My heart broke as I read through the comments on that site, for the fact that we don’t understand the gospel if there is nobody in our lives with whom we can share the darkest parts of us.  There was a part of me that wanted to shout, “Is that all you’ve got?” after reading those “confessions.”

See, having walked with Christ for somewhere in the neighborhood of 12 years, I’ve begun to notice a pattern.  Every time I think “there’s nobody that struggles with this particular sin…” and then I share it with a group of guys, about half of them struggle in the same ways with the same things. And I am increasingly unsurprised by the depths to which my heart can go.  I think some of the most hateful things, on a very regular basis.  My heart resonated with many of the things I saw “confessed” in those comments.  But my heart also deeply resonates with the fact that Christ has freed me from myself.

The thing we need most, as ministers, is to resist the lie that says our people are not bad people.  There are two categories of people.  (1) Bad, crooked, depraved people in need of redemption; and (2) Jesus.

That’s not to say that God doesn’t give us a new heart with new motives and new direction, as He certainly does; just that we ought not to think that our old heart dies when our new one is born.

The other thing we need to take from the “confessions” is that people need the gospel.  Over and Over and Over.  Daily, hourly, minute-by-minute.  We all need to constantly remember the gospel, or good news that Jesus has become sin for us (even the ugliest sin we can think of) so that, in Him, we might become the righteousness of God (by GRACE).

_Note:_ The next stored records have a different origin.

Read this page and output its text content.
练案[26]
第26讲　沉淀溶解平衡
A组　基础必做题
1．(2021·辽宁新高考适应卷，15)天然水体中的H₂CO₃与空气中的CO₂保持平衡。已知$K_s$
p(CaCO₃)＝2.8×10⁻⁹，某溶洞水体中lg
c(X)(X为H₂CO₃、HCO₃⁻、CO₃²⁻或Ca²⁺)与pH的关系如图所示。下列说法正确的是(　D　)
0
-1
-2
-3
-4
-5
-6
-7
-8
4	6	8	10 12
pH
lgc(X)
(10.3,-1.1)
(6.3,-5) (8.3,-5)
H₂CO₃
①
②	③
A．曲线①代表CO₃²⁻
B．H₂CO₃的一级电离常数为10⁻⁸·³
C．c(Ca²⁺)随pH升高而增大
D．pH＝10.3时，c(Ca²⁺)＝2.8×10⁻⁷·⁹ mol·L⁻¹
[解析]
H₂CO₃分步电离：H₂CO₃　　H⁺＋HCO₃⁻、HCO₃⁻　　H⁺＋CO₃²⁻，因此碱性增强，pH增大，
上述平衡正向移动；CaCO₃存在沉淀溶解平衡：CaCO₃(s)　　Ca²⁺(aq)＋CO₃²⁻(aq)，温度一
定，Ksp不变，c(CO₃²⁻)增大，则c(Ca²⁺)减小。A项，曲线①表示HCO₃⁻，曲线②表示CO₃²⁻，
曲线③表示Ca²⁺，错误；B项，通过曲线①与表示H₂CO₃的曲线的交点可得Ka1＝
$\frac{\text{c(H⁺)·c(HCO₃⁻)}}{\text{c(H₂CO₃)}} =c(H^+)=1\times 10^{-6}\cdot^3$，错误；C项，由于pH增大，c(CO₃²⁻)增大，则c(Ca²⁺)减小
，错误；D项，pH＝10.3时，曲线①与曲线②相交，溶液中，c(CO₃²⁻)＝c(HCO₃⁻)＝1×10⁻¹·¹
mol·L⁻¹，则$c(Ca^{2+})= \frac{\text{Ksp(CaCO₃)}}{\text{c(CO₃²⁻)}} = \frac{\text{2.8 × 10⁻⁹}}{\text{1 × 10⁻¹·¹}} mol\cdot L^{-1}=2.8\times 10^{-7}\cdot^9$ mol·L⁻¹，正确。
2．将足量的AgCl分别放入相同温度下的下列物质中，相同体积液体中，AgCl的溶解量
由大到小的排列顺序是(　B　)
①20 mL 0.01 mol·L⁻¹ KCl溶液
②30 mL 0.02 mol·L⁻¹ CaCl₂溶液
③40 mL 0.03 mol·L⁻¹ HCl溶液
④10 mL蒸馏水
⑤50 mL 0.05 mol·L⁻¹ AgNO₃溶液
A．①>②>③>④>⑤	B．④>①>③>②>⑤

My favorite word in 1 John 1:9 is “just.”  It doesn’t say God is “faithful and merciful” (which would make sense) but that he is faithful and JUST.  Because Christ died for all of my wickedness (some of which is ongoing), it is his justice that is satisfied by my confessing (joyfully, and without reservation) that wickedness.  He would be unjust to condemn me for something for which Christ already died.